А года через два он уже и сам стал сочинять – стишки про зайца и про кота, крохотные «рассказы», «повести» короче воробьиного носа, ребусы. Все это аккуратно, но кривовато переписывалось печатными буквами в маленькие альбомчики или самодельные тетрадочки и сопровождалось цветными рисунками и обязательным оглавлением. Альбомчики и тетрадочки составлялись, главным образом, для матери («Моей милой мамочке», «Для моей маленькой кроши», «Мамулин альбом»). А еще позже, примерно на девятом году, возник «Корабль» – «ежемесячный журнал, получается двенадцать раз в год», уместившийся в одной школьной тетрадке. Корабли вообще увлекают воображение мальчика – он рисует их во множестве, развешивает по стенам, дарит родным. Эта любовь к кораблям осталась у него на всю жизнь. Сюжетный репертуар все расширяется: пишутся батальные сцены, кратчайше перелагается «Робинзон Крузо»; прочитана пушкинская «Полтава» – и немедленно появляется собственная:

Разбиты шведы. И бегут.

Ползут, как тараканы.

И у Петра звенят стаканы.

Мазепа с королем

Встречают праздники с печальным днем.

Они зовут бегущих

Среди костров большущих.

В этой столь рано проявившейся страсти к сочинительству не было, конечно, ничего из ряда вон выходящего: мало кто из ребят не любит сочинять. Но тем более естественным было это в бекетовском доме, где стихи звучали постоянно, где все, начиная с деда и бабки, сами писали их – то в шутку, а то и всерьез.

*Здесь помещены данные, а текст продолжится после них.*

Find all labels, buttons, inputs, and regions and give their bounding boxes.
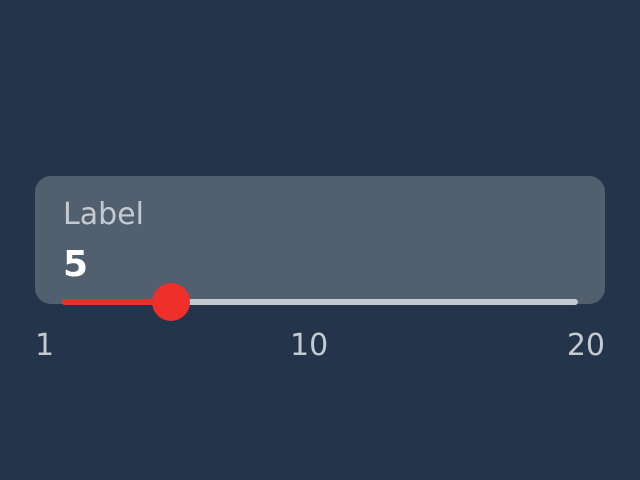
slider-min-label: 1 <box>35 328 55 363</box>
slider-mid-label: 10 <box>290 328 329 363</box>
slider-track[interactable] <box>62 299 578 305</box>
slider-card: Label 5 <box>35 176 605 304</box>
slider-label: Label <box>63 197 144 232</box>
slider-max-label: 20 <box>566 328 605 363</box>
slider-screen: Label 5 1 10 20 <box>0 0 640 480</box>
slider-thumb[interactable] <box>151 283 190 321</box>
slider-value: 5 <box>63 244 89 285</box>
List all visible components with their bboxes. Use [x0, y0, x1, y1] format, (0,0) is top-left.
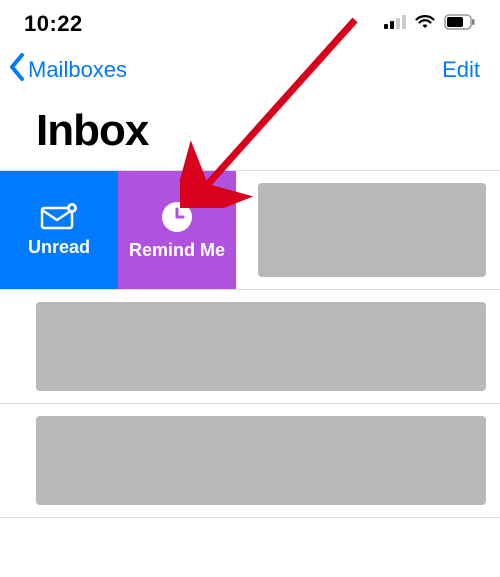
swipe-remind-label: Remind Me [129, 240, 225, 261]
back-label: Mailboxes [28, 57, 127, 83]
status-bar: 10:22 [0, 0, 500, 44]
status-indicators [384, 14, 476, 35]
nav-bar: Mailboxes Edit [0, 44, 500, 96]
edit-button[interactable]: Edit [442, 57, 480, 83]
page-title: Inbox [0, 96, 500, 170]
swipe-action-unread[interactable]: Unread [0, 171, 118, 289]
clock-icon [160, 200, 194, 234]
wifi-icon [414, 14, 436, 35]
swipe-unread-label: Unread [28, 237, 90, 258]
message-content-placeholder [258, 183, 486, 277]
status-time: 10:22 [24, 11, 83, 37]
battery-icon [444, 14, 476, 35]
message-content-placeholder [36, 302, 486, 391]
message-list: Unread Remind Me [0, 170, 500, 518]
chevron-left-icon [8, 52, 26, 88]
message-content-placeholder [36, 416, 486, 505]
message-row-swiped[interactable]: Unread Remind Me [0, 170, 500, 290]
message-row[interactable] [0, 290, 500, 404]
message-row[interactable] [0, 404, 500, 518]
envelope-badge-icon [39, 203, 79, 231]
swipe-action-remind[interactable]: Remind Me [118, 171, 236, 289]
back-button[interactable]: Mailboxes [8, 52, 127, 88]
cell-signal-icon [384, 15, 406, 34]
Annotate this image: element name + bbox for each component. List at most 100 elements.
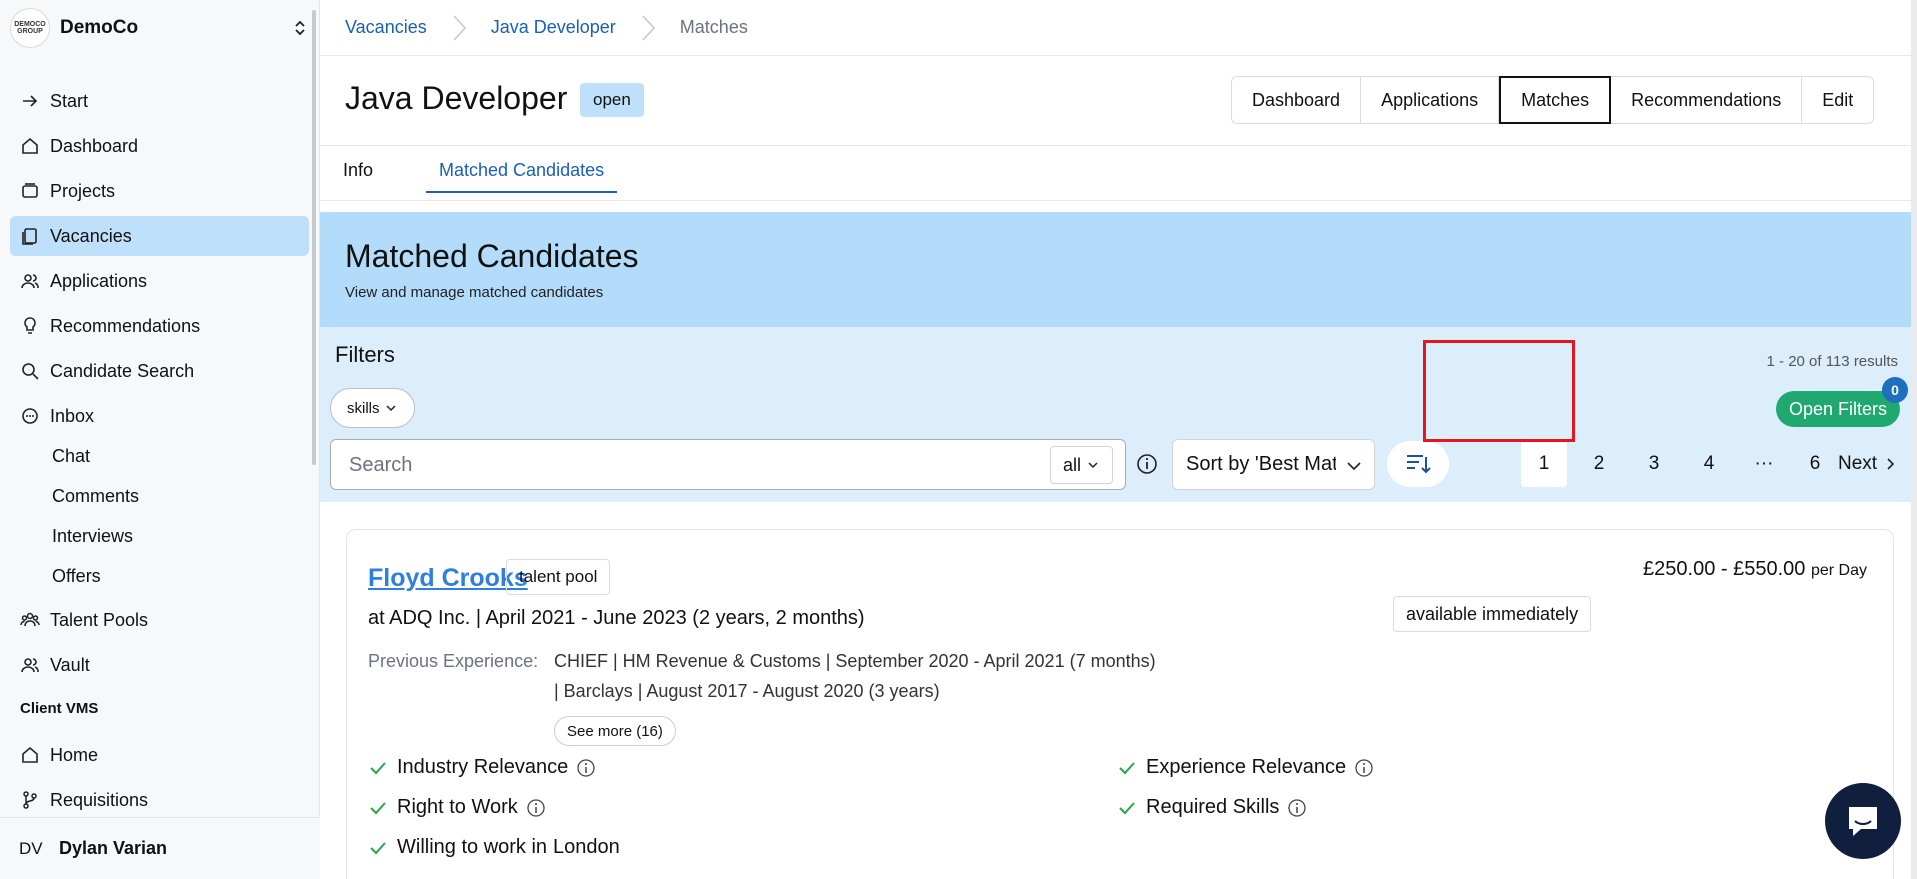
sidebar-scrollbar[interactable] [312, 10, 316, 465]
criterion-experience-relevance: Experience Relevance [1117, 756, 1374, 779]
candidate-name-link[interactable]: Floyd Crooks [368, 564, 528, 593]
rate-unit: per Day [1810, 562, 1867, 579]
current-job: at ADQ Inc. | April 2021 - June 2023 (2 … [368, 607, 865, 629]
home-icon [22, 746, 38, 763]
availability-badge: available immediately [1393, 596, 1592, 632]
info-icon[interactable] [1287, 798, 1307, 818]
sidebar-item-label: Projects [50, 180, 116, 201]
user-profile[interactable]: DV Dylan Varian [0, 817, 320, 879]
sidebar-item-dashboard[interactable]: Dashboard [10, 126, 309, 166]
sidebar-item-label: Vault [50, 654, 90, 675]
info-icon[interactable] [526, 798, 546, 818]
page-1-button[interactable]: 1 [1521, 441, 1567, 487]
page-ellipsis: ··· [1754, 453, 1774, 474]
sidebar-item-label: Recommendations [50, 315, 201, 336]
sidebar-item-recommendations[interactable]: Recommendations [10, 306, 309, 346]
sidebar-item-requisitions[interactable]: Requisitions [10, 780, 309, 820]
breadcrumb-vacancies[interactable]: Vacancies [345, 17, 427, 38]
sort-select[interactable]: Sort by 'Best Match' [1172, 439, 1375, 490]
info-icon[interactable] [1135, 452, 1159, 476]
applications-button[interactable]: Applications [1361, 77, 1500, 123]
sidebar-item-home[interactable]: Home [10, 735, 309, 775]
stack-icon [22, 183, 38, 198]
sidebar-item-vault[interactable]: Vault [10, 645, 309, 685]
users-icon [21, 274, 39, 289]
vacancy-nav-buttons: Dashboard Applications Matches Recommend… [1231, 76, 1875, 124]
sidebar-item-start[interactable]: Start [10, 81, 309, 121]
search-icon [22, 363, 39, 380]
matches-button[interactable]: Matches [1499, 76, 1612, 124]
previous-experience-item: | Barclays | August 2017 - August 2020 (… [554, 681, 940, 701]
filter-count-badge: 0 [1882, 377, 1908, 403]
main-content: Vacancies Java Developer Matches Java De… [320, 0, 1917, 879]
section-title: Matched Candidates [345, 238, 639, 274]
sidebar-item-candidate-search[interactable]: Candidate Search [10, 351, 309, 391]
criterion-label: Industry Relevance [397, 756, 569, 778]
chat-icon [22, 408, 38, 424]
open-filters-button[interactable]: Open Filters [1775, 391, 1900, 427]
section-header: Matched Candidates View and manage match… [320, 212, 1917, 327]
edit-button[interactable]: Edit [1802, 77, 1874, 123]
sidebar-item-label: Vacancies [50, 225, 132, 246]
chevron-up-down-icon [295, 20, 305, 36]
see-more-button[interactable]: See more (16) [554, 716, 676, 746]
breadcrumb-java-developer[interactable]: Java Developer [491, 17, 616, 38]
chevron-down-icon [1088, 462, 1098, 469]
info-icon[interactable] [576, 758, 596, 778]
sidebar-item-label: Inbox [50, 405, 95, 426]
sidebar-item-applications[interactable]: Applications [10, 261, 309, 301]
results-count: 1 - 20 of 113 results [1766, 353, 1898, 370]
sidebar-subitem-offers[interactable]: Offers [52, 561, 101, 591]
page-6-button[interactable]: 6 [1792, 441, 1838, 487]
sidebar-subitem-comments[interactable]: Comments [52, 481, 139, 511]
chat-widget-button[interactable] [1825, 783, 1901, 859]
breadcrumb-matches: Matches [679, 17, 748, 37]
recommendations-button[interactable]: Recommendations [1611, 77, 1803, 123]
users-group-icon [20, 612, 40, 627]
info-icon[interactable] [1354, 758, 1374, 778]
lightbulb-icon [24, 317, 36, 334]
search-input[interactable] [349, 452, 999, 478]
org-switcher[interactable]: DEMOCO GROUP DemoCo [10, 8, 310, 48]
check-icon [1119, 801, 1135, 814]
status-badge: open [580, 83, 644, 117]
sidebar-subitem-interviews[interactable]: Interviews [52, 521, 133, 551]
divider [320, 55, 1917, 56]
page-3-button[interactable]: 3 [1631, 441, 1677, 487]
tab-info[interactable]: Info [343, 160, 373, 192]
branch-icon [23, 791, 37, 809]
criterion-label: Experience Relevance [1146, 756, 1347, 778]
search-scope-select[interactable]: all [1049, 446, 1113, 484]
skills-filter-chip[interactable]: skills [330, 388, 415, 428]
users-icon [21, 658, 39, 673]
sidebar-item-label: Dashboard [50, 135, 139, 156]
sidebar-item-inbox[interactable]: Inbox [10, 396, 309, 436]
next-label: Next [1838, 453, 1878, 474]
page-4-button[interactable]: 4 [1686, 441, 1732, 487]
page-2-button[interactable]: 2 [1576, 441, 1622, 487]
sort-value: Sort by 'Best Match' [1186, 453, 1336, 475]
tab-matched-candidates[interactable]: Matched Candidates [426, 160, 618, 193]
divider [320, 200, 1917, 201]
page-scrollbar[interactable] [1911, 0, 1917, 879]
section-subtitle: View and manage matched candidates [345, 284, 604, 301]
divider [320, 145, 1917, 146]
search-scope-value: all [1062, 454, 1081, 475]
chevron-right-icon [1887, 458, 1895, 470]
chevron-right-icon [453, 14, 466, 41]
org-name: DemoCo [60, 17, 139, 38]
sidebar-item-talent-pools[interactable]: Talent Pools [10, 600, 309, 640]
candidate-card: Floyd Crooks talent pool at ADQ Inc. | A… [346, 529, 1894, 879]
sidebar-item-label: Start [50, 90, 89, 111]
sidebar-item-projects[interactable]: Projects [10, 171, 309, 211]
check-icon [370, 841, 386, 854]
sidebar-subitem-chat[interactable]: Chat [52, 441, 90, 471]
next-page-button[interactable]: Next [1838, 441, 1899, 487]
sort-direction-button[interactable] [1387, 441, 1449, 487]
dashboard-button[interactable]: Dashboard [1232, 77, 1362, 123]
page-title: Java Developer [345, 80, 568, 116]
sidebar-item-vacancies[interactable]: Vacancies [10, 216, 309, 256]
check-icon [370, 801, 386, 814]
avatar: DV [19, 838, 43, 858]
criterion-city: London [553, 836, 620, 858]
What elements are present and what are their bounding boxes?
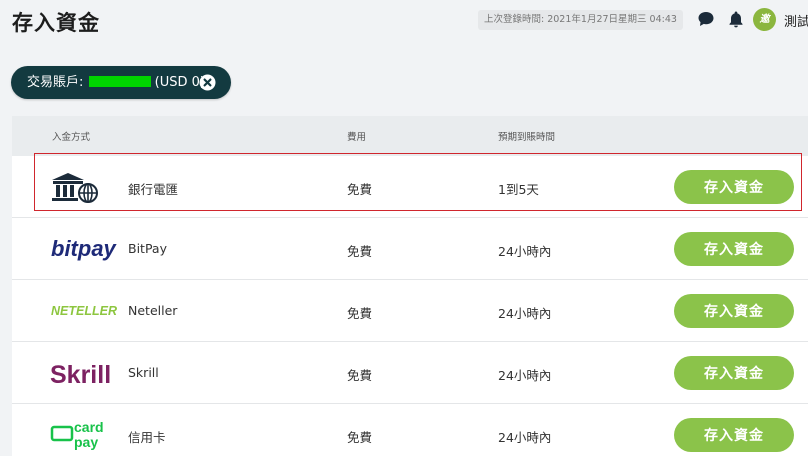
bitpay-wordmark: bitpay — [51, 236, 118, 261]
column-header-time: 預期到賬時間 — [498, 132, 556, 143]
last-login-time: 上次登錄時間: 2021年1月27日星期三 04:43 — [478, 10, 683, 30]
bitpay-logo: bitpay — [51, 236, 118, 261]
method-time: 1到5天 — [498, 182, 539, 197]
method-fee: 免費 — [347, 182, 373, 197]
table-row-bank-wire: 銀行電匯 免費 1到5天 存入資金 — [12, 156, 808, 218]
method-time: 24小時內 — [498, 368, 552, 383]
method-name: BitPay — [128, 241, 167, 256]
deposit-button-bank-wire[interactable]: 存入資金 — [674, 170, 794, 204]
deposit-button-credit-card[interactable]: 存入資金 — [674, 418, 794, 452]
table-row-credit-card: card pay 信用卡 免費 24小時內 存入資金 — [12, 404, 808, 456]
deposit-button-skrill[interactable]: 存入資金 — [674, 356, 794, 390]
table-row-bitpay: bitpay BitPay 免費 24小時內 存入資金 — [12, 218, 808, 280]
page-title: 存入資金 — [12, 11, 100, 35]
table-row-skrill: Skrill Skrill 免費 24小時內 存入資金 — [12, 342, 808, 404]
avatar[interactable]: 邀 — [753, 8, 776, 31]
skrill-logo: Skrill — [50, 361, 111, 389]
neteller-logo: NETELLER — [51, 304, 117, 318]
close-icon[interactable] — [199, 74, 216, 91]
account-number-redacted — [88, 75, 151, 87]
method-time: 24小時內 — [498, 244, 552, 259]
username[interactable]: 測試 — [784, 11, 808, 30]
method-name: Neteller — [128, 303, 178, 318]
bell-icon[interactable] — [727, 10, 745, 28]
account-label: 交易賬戶: — [27, 75, 88, 90]
cardpay-wordmark-bottom: pay — [74, 434, 98, 450]
cardpay-wordmark-top: card — [74, 419, 104, 435]
method-name: 信用卡 — [128, 430, 166, 445]
column-header-method: 入金方式 — [52, 132, 91, 143]
skrill-wordmark: Skrill — [50, 361, 111, 389]
method-name: 銀行電匯 — [128, 182, 179, 197]
method-fee: 免費 — [347, 368, 373, 383]
method-name: Skrill — [128, 365, 159, 380]
chat-icon[interactable] — [697, 10, 715, 28]
method-time: 24小時內 — [498, 306, 552, 321]
table-row-neteller: NETELLER Neteller 免費 24小時內 存入資金 — [12, 280, 808, 342]
table-header: 入金方式 費用 預期到賬時間 — [12, 116, 808, 156]
method-fee: 免費 — [347, 430, 373, 445]
bank-wire-icon — [52, 173, 98, 203]
account-balance: (USD 0) — [150, 75, 205, 90]
method-time: 24小時內 — [498, 430, 552, 445]
neteller-wordmark: NETELLER — [51, 304, 117, 318]
column-header-fee: 費用 — [347, 132, 367, 143]
deposit-button-neteller[interactable]: 存入資金 — [674, 294, 794, 328]
deposit-button-bitpay[interactable]: 存入資金 — [674, 232, 794, 266]
method-fee: 免費 — [347, 244, 373, 259]
deposit-methods-table: 入金方式 費用 預期到賬時間 銀行電匯 免費 1到5天 存入資金 bitpay … — [12, 116, 808, 456]
method-fee: 免費 — [347, 306, 373, 321]
account-selector[interactable]: 交易賬戶: (USD 0) — [11, 66, 231, 99]
cardpay-logo: card pay — [50, 419, 104, 450]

«С раннего детства я помню постоянно набегавшие на меня лирические волны, еле связанные еще с чьим-либо именем», – заметил Блок в автобиографии. Раньше других запомнились имена Жуковского и Полонского с его смело-изысканным: «От зари роскошный холод проникает в сад…»

Но до того, как самому отдаться во власть лирических волн, было еще бесконечно далеко.